Going for a generic method of detection, once a collision with a block has been detected, compare the position of the ball before movement with the same block. That is, if the ball hits a certain block, and was completely below the block, but not to either side of it, then it hit the block from below - a vertical collision. There is a tricky case where the ball might have hit it in the lower-left corner, and it is hard to tell whether it is vertical or horizontal - if the ball moves small distances each update, you may be able to get away with classing this as a 'corner hit', and reversing direction both vertical and horizontal.

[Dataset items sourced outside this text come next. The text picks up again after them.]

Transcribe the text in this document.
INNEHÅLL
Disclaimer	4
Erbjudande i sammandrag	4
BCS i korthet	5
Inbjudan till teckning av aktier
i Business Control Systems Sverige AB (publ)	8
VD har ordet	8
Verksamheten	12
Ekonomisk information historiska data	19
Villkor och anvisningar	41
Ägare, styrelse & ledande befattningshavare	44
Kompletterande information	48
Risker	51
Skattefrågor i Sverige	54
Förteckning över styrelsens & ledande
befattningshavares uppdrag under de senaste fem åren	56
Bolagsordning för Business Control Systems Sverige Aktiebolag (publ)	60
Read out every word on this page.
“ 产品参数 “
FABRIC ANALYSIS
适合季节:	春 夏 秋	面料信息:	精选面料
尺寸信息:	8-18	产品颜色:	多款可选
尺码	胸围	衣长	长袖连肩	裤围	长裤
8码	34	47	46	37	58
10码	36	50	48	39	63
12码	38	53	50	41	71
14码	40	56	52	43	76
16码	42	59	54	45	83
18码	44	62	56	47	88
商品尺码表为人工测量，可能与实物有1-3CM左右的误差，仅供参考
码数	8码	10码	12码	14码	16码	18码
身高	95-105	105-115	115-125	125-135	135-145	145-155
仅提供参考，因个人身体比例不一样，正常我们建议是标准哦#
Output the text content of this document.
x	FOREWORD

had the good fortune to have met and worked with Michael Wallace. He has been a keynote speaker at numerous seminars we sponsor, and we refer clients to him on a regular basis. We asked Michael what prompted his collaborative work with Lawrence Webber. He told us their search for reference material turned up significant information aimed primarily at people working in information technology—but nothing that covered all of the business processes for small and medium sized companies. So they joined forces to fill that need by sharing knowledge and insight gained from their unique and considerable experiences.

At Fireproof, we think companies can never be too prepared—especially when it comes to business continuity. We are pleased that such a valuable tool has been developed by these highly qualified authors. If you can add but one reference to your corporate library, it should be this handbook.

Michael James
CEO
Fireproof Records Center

At the other end of the generic spectrum, all of the blocks, your ball and paddle are described with polygons (or simpler rectangles for the blocks). Using polygon intersection routines, you can determine which side of the block was hit, and that will easily give you the angle of collision - this method is extendible in that you can have collisions with blocks on an angle at some later stage, but incurs extra overhead storing the polygon information.
There may be a hybrid method of detecting the collisions, using an offshoot of the a tile-based engine, and simply 'assuming' a polygon where your block array says there exists a block. This would be the most efficient method at a glance, as you could inherently discard all collisions that the ball couldn't possibly be hitting.
Umm, hope this helps... if you're doing something different than the above to detect your collisions in the first place it may not, though.